Arrhythmias - Atrial flutter (Aflutter): Nursing

Atrial flutter, or AF for short, is a type of tachyarrhythmia, where tachy means fast, and arrhythmia means irregular rhythm. So AF is a fast, abnormal heart rhythm that causes poor, inefficient atrial contractions, which can affect the heart’s ability to pump blood. It’s called flutter because of its identifiable recurring, regular, sawtooth-shaped flutter waves that can be seen on an ECG.

Now let’s look at the normal electrical conduction pathway in the heart on an ECG, which shows how the depolarization wave flows through the heart during each heartbeat. The normal electrical activity of the heart starts in the sinoatrial or SA node, which is considered the pacemaker of the heart. Then, the impulse is conducted through the atrium, creating the P wave on an ECG.

And when the atrial muscle cells get depolarized, they contract, pushing blood from the atria into the ventricles.

From the atrium, electrical activity goes to the atrioventricular, or AV node, where the impulse propagation speed slows way down; this is the PR interval on an ECG. This pause allows the atria to contract while the ventricles fill with blood.

From the AV node, the depolarization wave goes through the Bundle of His, then the right and left branches of the Bundle, and finally through the Purkinje fibers, which deliver the current to the right and left ventricles, causing them to depolarize.

This triggers simultaneous contraction of both ventricles, pushing blood into the systemic and pulmonary circulations, and it’s represented by the QRS complex on an ECG.

Finally, the ventricles repolarize to prepare for the next cycle, which allows them to relax and fill with blood, called diastole. And on ECG, ventricular repolarization will create a T wave, while the pause between ventricular depolarization and repolarization is represented by the ST segment. Sometimes, immediately after the T wave, there’s a U wave, which represents late repolarization of the ventricles.

Now, the main cause of an atrial flutter is the occurrence of a reentry mechanism, which means an abnormal electrical circuit that forms in the atria, which makes the electrical impulse travel in a loop within the atria, instead of going to the AV node like it normally would.

Risk factors include advanced age; underlying cardiovascular disease like hypertension or cardiac surgery; diabetes; or a history of alcohol abuse, pulmonary embolism or hyperthyroidism. Interestingly, atrial flutter can also occur following the conversion of atrial fibrillation to normal sinus rhythm.
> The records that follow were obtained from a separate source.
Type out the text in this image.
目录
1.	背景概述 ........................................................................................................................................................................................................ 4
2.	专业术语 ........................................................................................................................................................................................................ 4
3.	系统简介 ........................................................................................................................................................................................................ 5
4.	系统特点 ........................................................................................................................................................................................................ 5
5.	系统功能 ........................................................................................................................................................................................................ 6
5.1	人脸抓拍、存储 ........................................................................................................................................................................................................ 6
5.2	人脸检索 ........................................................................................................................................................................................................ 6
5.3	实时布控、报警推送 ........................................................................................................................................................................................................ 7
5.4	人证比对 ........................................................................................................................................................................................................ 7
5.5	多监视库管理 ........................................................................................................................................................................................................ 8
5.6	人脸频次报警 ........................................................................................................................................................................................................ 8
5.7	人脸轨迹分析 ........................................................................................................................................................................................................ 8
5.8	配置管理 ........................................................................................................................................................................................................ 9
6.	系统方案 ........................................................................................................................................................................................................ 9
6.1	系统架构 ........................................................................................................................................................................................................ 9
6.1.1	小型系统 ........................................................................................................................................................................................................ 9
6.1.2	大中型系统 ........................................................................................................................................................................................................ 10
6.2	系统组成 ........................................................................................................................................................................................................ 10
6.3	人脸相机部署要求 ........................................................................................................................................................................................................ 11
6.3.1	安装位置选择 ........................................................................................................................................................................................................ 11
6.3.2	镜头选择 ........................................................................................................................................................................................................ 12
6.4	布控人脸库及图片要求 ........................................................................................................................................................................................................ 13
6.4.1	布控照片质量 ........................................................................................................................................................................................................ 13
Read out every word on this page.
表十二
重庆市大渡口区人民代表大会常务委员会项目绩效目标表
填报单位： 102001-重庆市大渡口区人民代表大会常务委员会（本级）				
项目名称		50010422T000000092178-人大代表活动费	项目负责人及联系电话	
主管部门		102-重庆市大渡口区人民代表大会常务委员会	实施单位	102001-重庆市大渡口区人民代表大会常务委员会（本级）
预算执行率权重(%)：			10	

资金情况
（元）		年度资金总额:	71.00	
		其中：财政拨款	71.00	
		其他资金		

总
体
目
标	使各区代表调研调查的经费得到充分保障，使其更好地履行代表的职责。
In fact clients taking antiarrhythmics for other conditions can also develop atrial flutter.

Now, the pathology of atrial flutter starts with a reentrant loop that can originate in either the right or left atrium. Reentrant signals loop back on themselves, overriding the sinus node and setting up an endless cycle that causes the atria to contract again and again and again—at really fast rates.

There are actually two types of atrial flutter, depending on how this reentrant circuit arises. Type 1, or typical atrial flutter, is more common and is caused by a single reentrant circuit that moves around the annulus, or the ring of the tricuspid valve of the right atrium. See, around this area, there’s a stretch of tissue called the cavotricuspid isthmus, that propagates the signal more slowly than the surrounding tissue. Tissue that was just activated can’t be activated again until a certain amount of time has passed, which is called the refractory period; so that slow propagation gives the tissue enough time to be out of refractory, and therefore the circuit can loop on itself.

Type 2 or atypical atrial flutter is where a re-entrant circuit develops in either the right or left atrium, but the exact location is less clearly defined. Again though we’ve got a similar setup where a wave of activated tissue, or depolarization hits a bit of tissue in such a way that it creates a loop of depolarization that keeps going around and around.

Regardless of type, with atrial flutter, the atria contract inefficiently. This means that the ventricles get less blood from the atria, and they also contract at a lesser rate, which decreases cardiac output. Eventually, the inefficient emptying of the atria into the ventricles can cause the blood to stay in the atria for longer than normal, so it can form atrial clots. So with atrial flutter, there’s a chance that one of these clots can get pumped from the atria into the ventricles, and from there, into the circulation. From there, the clot can get lodged in a cerebral artery, causing a stroke; in a pulmonary artery branch, causing a pulmonary embolism; or in a coronary artery that supplies the myocardial muscle, causing a myocardial infarction.

Clients with atrial flutter may be asymptomatic, but when a client is symptomatic, clinical manifestations include palpitations, fatigue, mild dyspnea, syncope or lightheadedness, tachycardia, and diaphoresis.

Additionally, if a clot leaves the heart and gets lodged in another artery, manifestations depend on the localization. With a stroke, there could be confusion, slurred speech, and unilateral weakness or paralysis of the face or limbs; with a pulmonary embolism, there might be dyspnea and chest pain; and with a myocardial infarction, there could be severe chest pain that radiates, most commonly to the left arm.

The diagnosis of atrial flutter starts with the client's history and physical assessment, followed by cardiac monitoring using an electrocardiogram or a Holter monitor, which is basically a portable ECG that records for a 24-hour period.